Player death is an important part of most videogames and has been for a long time. Every monster wants to kill you, and then you have to start again from scratch. A lot of games hold your hand, dust you down and sit you right back where you left off, as if nothing ever happened. Not so in Rogue Legacy, death is the most important thing. Death may start your game from scratch, but it also allows you to move on, to grow your dynasty and make them stronger. It’s also about killing things and trashing furniture for spare change, but that sounds far less impressive.

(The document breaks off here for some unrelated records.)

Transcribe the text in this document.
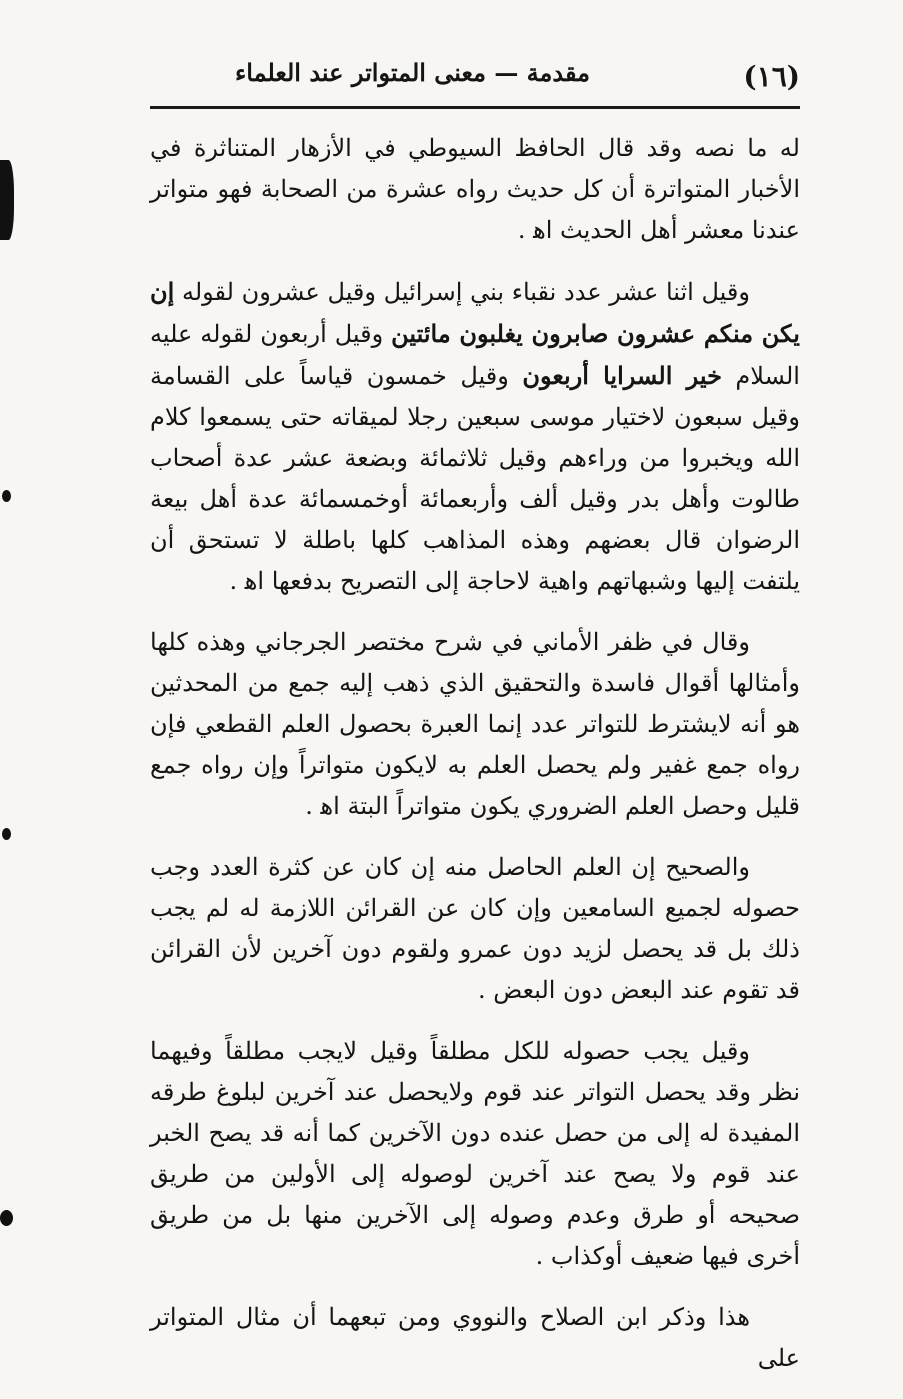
(١٦)
مقدمة — معنى المتواتر عند العلماء

له ما نصه وقد قال الحافظ السيوطي في الأزهار المتناثرة في الأخبار المتواترة أن كل حديث رواه عشرة من الصحابة فهو متواتر عندنا معشر أهل الحديث اﻫ .

وقيل اثنا عشر عدد نقباء بني إسرائيل وقيل عشرون لقوله إن يكن منكم عشرون صابرون يغلبون مائتين وقيل أربعون لقوله عليه السلام خير السرايا أربعون وقيل خمسون قياساً على القسامة وقيل سبعون لاختيار موسى سبعين رجلا لميقاته حتى يسمعوا كلام الله ويخبروا من وراءهم وقيل ثلاثمائة وبضعة عشر عدة أصحاب طالوت وأهل بدر وقيل ألف وأربعمائة أوخمسمائة عدة أهل بيعة الرضوان قال بعضهم وهذه المذاهب كلها باطلة لا تستحق أن يلتفت إليها وشبهاتهم واهية لاحاجة إلى التصريح بدفعها اﻫ .

وقال في ظفر الأماني في شرح مختصر الجرجاني وهذه كلها وأمثالها أقوال فاسدة والتحقيق الذي ذهب إليه جمع من المحدثين هو أنه لايشترط للتواتر عدد إنما العبرة بحصول العلم القطعي فإن رواه جمع غفير ولم يحصل العلم به لايكون متواتراً وإن رواه جمع قليل وحصل العلم الضروري يكون متواتراً البتة اﻫ .

والصحيح إن العلم الحاصل منه إن كان عن كثرة العدد وجب حصوله لجميع السامعين وإن كان عن القرائن اللازمة له لم يجب ذلك بل قد يحصل لزيد دون عمرو ولقوم دون آخرين لأن القرائن قد تقوم عند البعض دون البعض .

وقيل يجب حصوله للكل مطلقاً وقيل لايجب مطلقاً وفيهما نظر وقد يحصل التواتر عند قوم ولايحصل عند آخرين لبلوغ طرقه المفيدة له إلى من حصل عنده دون الآخرين كما أنه قد يصح الخبر عند قوم ولا يصح عند آخرين لوصوله إلى الأولين من طريق صحيحه أو طرق وعدم وصوله إلى الآخرين منها بل من طريق أخرى فيها ضعيف أوكذاب .

هذا وذكر ابن الصلاح والنووي ومن تبعهما أن مثال المتواتر على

Rogue Legacy is a ‘Metroidvania’ game, a platformer where your character navigates a location, backtracking where necessary and trying to solve puzzles while on your way to a final boss. As you find out pretty quickly, Rogue Legacy is not as forgiving as those games were. Your first character runs, jumps, hacks monsters, loots gold and dies. You get to see images of everything you killed and are told to press A to move on.
And move on, you must. Instead of starting from scratch, you pick one of three children, but now there are different classes, traits and spells. The opening classes are all fairly limited and the spells are pretty basic. What really stands out are their traits, and I’ll get on to those shortly.

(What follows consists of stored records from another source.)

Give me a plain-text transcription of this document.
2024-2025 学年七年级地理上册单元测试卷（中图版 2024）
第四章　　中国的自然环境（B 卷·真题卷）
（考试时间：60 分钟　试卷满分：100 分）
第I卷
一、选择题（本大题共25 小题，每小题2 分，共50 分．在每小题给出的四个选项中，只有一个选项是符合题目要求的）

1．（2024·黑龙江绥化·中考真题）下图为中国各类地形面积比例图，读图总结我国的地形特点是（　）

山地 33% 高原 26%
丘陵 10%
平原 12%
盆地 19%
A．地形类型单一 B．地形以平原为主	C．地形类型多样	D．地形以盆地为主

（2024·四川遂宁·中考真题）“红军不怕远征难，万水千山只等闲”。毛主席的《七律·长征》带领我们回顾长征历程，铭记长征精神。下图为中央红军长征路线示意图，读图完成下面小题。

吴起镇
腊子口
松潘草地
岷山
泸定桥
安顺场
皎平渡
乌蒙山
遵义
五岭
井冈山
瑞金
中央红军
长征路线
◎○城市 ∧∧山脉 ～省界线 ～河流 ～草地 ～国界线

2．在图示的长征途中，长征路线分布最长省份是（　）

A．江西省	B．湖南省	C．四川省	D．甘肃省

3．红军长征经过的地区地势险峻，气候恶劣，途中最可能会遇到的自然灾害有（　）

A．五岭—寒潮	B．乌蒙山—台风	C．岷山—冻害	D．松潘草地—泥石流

Once you’ve picked your character, you spend your dead parent’s gold on improving your home, then pay the rest to a grim gatekeeper to enter the monsters’ castle and start again. The interior of the castle will change each time, presenting procedurally-generated rooms filled with monsters and traps. You traverse the castle trying not to die and lasting as long as possible, delving deeper into the castle.

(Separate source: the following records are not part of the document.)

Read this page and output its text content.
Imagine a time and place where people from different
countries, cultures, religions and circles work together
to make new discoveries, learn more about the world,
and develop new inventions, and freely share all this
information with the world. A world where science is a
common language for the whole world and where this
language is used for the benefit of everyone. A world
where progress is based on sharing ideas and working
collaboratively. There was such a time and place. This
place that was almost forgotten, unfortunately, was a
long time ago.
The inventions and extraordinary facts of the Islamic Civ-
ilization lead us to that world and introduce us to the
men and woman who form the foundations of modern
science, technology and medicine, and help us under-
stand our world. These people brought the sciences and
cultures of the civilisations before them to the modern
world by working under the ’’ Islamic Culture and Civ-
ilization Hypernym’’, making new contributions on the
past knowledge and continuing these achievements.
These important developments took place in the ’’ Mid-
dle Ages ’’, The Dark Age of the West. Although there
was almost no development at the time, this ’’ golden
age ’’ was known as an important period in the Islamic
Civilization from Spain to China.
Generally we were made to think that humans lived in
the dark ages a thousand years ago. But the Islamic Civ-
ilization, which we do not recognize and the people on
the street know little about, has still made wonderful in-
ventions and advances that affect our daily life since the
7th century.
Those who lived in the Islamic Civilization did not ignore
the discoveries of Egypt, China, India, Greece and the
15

It sounds simple, and it pretty much is. The progression and the randomly-made characters make all the difference in each playthrough. Your home helps improve your chances with each successive generation. You can upgrade classes, add new ones, get stat bumps and even buy new equipment which will inevitably be passed on to your next of kin, and oh what glorious children you’ve had.
I said before that you have three children to choose from, but sometimes it’s less a choice of how you want to play your next life, more like having to pick which dysfunctional mess of a child won’t hinder you the most. Your first kid looks to be the most powerful, gigantism doubling his sprite size and his class is barbarian king, but he has vertigo and while you play as him the screen’s flipped upside down. Your next choice is skinny and easily knocked back, but he’s a mage with OCD and will gain mana for each piece of furniture he cleans away (destroys). The third is the weak knave, but his dyslexia jumbles any words you read as him around, and his nostalgia simply puts a sepia tone on the game until he’s dead. Do you play it safe with the knave or pick the mage and hope to hang back from any monsters? It’s a difficult choice.
Each trait could potentially add something minor, although bald or gay characters have no difference to play style. You might be blessed with no feeling in your feet and not set off pressure traps. You might be totally immune to pain though, and that means you can’t see your health bar. Gigantism makes your sprite tougher and taller while characters with dwarfism are able to slip through secret passages. Each combination of traits puts the game in a new light, along with the different layout and the incremental improvements.
The improvements is one of the ways they hook you. After dying, you ‘move on’ and you can only spend your rewards after starting a new life. Then you earn more money, die and want to upgrade again, so you press A and pick a new character.
The game adopts a fairly standard ‘retro’ look, with a simple enough style to the castle, better than the original Castlevania but worse than most outings. It’s cute, but the main feature is the way each character looks slightly different depending on their traits and gear. Even though this is a PC game, it feels best on a controller, just like the Metroidvania games of old.
Roguelike games have become increasingly popular of late and it’s great to see one which rewards you for all the time spent by allowing a form of character progression. It’s mitigated to a point by having you lose all your money before entering a castle and each purchased bonus makes all the others more expensive. As much as I have enjoyed the Binding of Isaac and FTL, Rogue Legacy is a game which cares about constant progression even in a roguelike game and lets you invest in dozens of generations of knights all on their doomed quest to conquer the castle.